Semi-supervised learning (SSL) leverages abundant unlabeled data alongside limited labeled data to enhance learning. As vision foundation models (VFMs) increasingly serve as the backbone of vision applications, it remains unclear how SSL interacts with these pre-trained models. To address this gap, we develop new SSL benchmark datasets where frozen VFMs underperform and systematically evaluate representative SSL methods. We make a surprising observation: parameter-efficient fine-tuning (PEFT) using only labeled data often matches SSL performance, even without leveraging unlabeled data. This motivates us to revisit self-training, a conceptually simple SSL baseline, where we use the supervised PEFT model to pseudo-label unlabeled data for further training. To overcome the notorious issue of noisy pseudo-labels, we propose ensembling multiple PEFT approaches and VFM backbones to produce more robust pseudo-labels.

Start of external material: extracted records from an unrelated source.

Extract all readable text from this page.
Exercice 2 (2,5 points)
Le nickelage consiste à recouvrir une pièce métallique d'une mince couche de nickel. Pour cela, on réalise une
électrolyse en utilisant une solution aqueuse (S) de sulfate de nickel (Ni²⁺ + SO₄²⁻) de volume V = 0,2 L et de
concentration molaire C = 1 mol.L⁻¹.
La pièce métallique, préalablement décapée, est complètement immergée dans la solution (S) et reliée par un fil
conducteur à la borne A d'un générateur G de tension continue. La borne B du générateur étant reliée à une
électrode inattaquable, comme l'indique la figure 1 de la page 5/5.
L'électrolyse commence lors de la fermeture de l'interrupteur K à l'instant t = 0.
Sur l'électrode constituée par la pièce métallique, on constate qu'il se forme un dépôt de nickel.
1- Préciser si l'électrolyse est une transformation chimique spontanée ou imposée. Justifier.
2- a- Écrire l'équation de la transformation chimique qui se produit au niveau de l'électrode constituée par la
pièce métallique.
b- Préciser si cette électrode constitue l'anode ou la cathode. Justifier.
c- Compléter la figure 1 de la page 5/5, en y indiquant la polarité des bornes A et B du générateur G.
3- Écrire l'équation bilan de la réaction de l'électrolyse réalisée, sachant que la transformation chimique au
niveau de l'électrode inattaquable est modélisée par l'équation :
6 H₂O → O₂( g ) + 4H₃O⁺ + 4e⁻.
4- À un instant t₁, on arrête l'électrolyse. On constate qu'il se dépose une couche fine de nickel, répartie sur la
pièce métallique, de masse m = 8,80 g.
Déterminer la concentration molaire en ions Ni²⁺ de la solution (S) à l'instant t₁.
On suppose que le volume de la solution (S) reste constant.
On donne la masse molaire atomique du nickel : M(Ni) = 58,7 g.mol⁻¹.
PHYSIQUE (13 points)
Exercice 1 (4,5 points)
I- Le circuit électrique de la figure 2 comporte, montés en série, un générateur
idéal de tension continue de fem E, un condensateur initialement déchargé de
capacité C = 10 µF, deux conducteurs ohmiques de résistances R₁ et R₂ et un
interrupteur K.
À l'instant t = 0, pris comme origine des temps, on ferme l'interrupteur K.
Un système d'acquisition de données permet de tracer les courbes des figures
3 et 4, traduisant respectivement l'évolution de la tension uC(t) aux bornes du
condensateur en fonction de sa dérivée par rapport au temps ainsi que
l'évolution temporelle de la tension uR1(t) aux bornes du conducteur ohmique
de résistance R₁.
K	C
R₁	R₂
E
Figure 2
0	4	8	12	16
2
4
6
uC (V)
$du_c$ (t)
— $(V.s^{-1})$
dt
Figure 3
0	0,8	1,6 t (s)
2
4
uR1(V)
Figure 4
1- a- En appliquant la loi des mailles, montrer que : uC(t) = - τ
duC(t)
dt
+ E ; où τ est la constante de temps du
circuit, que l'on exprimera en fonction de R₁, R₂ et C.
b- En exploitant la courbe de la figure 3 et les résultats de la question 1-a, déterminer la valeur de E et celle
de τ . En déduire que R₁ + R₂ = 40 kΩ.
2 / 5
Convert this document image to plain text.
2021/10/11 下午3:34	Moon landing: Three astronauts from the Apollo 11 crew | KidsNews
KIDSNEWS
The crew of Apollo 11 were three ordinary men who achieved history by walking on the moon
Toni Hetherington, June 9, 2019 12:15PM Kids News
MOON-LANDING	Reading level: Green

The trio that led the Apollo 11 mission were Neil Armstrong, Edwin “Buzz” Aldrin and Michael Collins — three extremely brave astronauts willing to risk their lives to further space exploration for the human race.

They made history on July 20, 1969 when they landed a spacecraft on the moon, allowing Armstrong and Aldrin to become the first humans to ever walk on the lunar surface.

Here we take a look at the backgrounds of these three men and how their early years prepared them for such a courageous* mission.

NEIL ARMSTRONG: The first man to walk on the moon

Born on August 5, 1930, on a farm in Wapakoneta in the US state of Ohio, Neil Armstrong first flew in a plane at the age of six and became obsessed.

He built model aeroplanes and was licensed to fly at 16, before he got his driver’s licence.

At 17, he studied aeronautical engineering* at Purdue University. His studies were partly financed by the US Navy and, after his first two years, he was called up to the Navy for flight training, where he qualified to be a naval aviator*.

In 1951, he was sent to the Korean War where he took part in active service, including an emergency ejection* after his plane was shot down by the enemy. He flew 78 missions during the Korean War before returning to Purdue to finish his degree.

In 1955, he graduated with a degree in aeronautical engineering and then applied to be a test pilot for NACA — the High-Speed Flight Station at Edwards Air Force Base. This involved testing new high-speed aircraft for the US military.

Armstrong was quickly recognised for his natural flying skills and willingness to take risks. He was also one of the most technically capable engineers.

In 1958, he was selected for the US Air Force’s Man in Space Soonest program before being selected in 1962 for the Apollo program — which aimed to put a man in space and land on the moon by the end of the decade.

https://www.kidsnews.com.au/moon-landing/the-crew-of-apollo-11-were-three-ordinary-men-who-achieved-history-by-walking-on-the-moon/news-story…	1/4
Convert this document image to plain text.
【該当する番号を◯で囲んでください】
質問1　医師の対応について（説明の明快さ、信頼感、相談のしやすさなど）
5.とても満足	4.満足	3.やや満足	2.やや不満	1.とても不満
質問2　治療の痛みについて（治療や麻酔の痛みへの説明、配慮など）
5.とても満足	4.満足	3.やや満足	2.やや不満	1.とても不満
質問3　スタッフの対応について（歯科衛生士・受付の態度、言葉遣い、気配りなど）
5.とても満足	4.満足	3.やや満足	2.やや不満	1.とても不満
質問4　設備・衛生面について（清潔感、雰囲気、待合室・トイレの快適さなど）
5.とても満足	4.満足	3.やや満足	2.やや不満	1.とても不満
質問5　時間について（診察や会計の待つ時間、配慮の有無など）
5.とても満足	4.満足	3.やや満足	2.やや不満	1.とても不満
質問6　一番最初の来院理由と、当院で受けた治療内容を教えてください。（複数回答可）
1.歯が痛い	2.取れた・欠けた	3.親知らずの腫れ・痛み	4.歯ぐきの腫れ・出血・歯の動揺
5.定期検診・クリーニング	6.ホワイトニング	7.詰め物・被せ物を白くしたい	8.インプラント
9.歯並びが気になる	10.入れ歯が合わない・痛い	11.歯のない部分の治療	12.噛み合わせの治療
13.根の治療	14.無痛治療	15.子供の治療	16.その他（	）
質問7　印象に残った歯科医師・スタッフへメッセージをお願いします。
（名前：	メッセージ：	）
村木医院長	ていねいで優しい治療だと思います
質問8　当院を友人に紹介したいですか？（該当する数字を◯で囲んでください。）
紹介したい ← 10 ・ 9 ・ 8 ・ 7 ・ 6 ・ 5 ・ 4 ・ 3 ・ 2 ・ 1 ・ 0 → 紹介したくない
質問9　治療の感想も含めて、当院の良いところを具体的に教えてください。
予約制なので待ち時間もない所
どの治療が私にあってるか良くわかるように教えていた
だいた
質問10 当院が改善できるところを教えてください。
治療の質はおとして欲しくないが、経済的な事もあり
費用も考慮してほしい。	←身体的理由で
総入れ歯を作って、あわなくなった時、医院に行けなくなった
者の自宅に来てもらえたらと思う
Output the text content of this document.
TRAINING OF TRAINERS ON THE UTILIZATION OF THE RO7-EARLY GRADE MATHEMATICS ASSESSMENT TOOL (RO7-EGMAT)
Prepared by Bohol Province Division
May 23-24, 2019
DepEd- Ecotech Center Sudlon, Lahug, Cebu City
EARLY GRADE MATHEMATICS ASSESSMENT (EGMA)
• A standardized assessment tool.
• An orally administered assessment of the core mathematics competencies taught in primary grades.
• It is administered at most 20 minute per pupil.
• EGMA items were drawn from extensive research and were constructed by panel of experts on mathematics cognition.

Empirical results validate the effectiveness of this simple yet powerful approach, providing actionable insights into SSL with VFMs and paving the way for more scalable and practical semi-supervised learning in the era of foundation models.

Paper Structure

This paper contains 28 sections, 14 equations, 7 figures, 13 tables, 1 algorithm.

Figures (7)

  • Figure 1: Left: The Venn diagram of the top 20% highest-confidence predictions from various VFMs and PEFT under DTD 3-shot, illustrating their intrinsic property of producing a diverse range of high-confidence predictions. Right: Ensembling these diverse pseudo-label predictions progressively boosts downstream performance for increasingly more ensembles (Self-Training → PET → V-PET), highlighting the quality improvements from diversity. Results are averaged across 12 settings in our benchmark.
  • Figure 2: Illustration of V-PET. To effectively leverage abundant unlabeled data alongside scarce labeled data in the era of VFMs, our approach follows four phases: (a) Supervised Parameter-Efficient Fine-Tuning, where we harness labeled data by fine-tuning pre-trained VFMs using various PEFT algorithms; (b) Pseudo-Label Generation, where we exploit fine-tuned VFMs' generalization ability to generate pseudo-labels for unlabeled data; (c) Pseudo-Label Ensemble, where we enhance robustness by aggregating pseudo-labels from multiple fine-tuned VFMs; and (d) Self-Training, where we consolidate all knowledge into one model.
  • Figure 3: Average SSL accuracy with full fine-tuning or PEFT across 12 settings shows that, with fair hyper-parameter tuning, fine-tuning on limited labels can outperform SSL; PEFT boosts SSL yet matches labeled-only performance, indicating minimal unlabeled-data benefit in current VFM-based SSL (see \ref{['sec:peft_details']}).
  • Figure 4: The average entropy of predicted probability distributions from different fine-tuned VFMs, highlighting the entropy gap among pseudo-labels, indicating poor calibration.
  • Figure 5: Ranking frequency across SSL methods by the proposed benchmark. The number in $(i, j)$ indicates the frequency of method $i$ is ranked $j$-th across 12 settings. The number in brackets indicates the average rank, where the higher rank is better.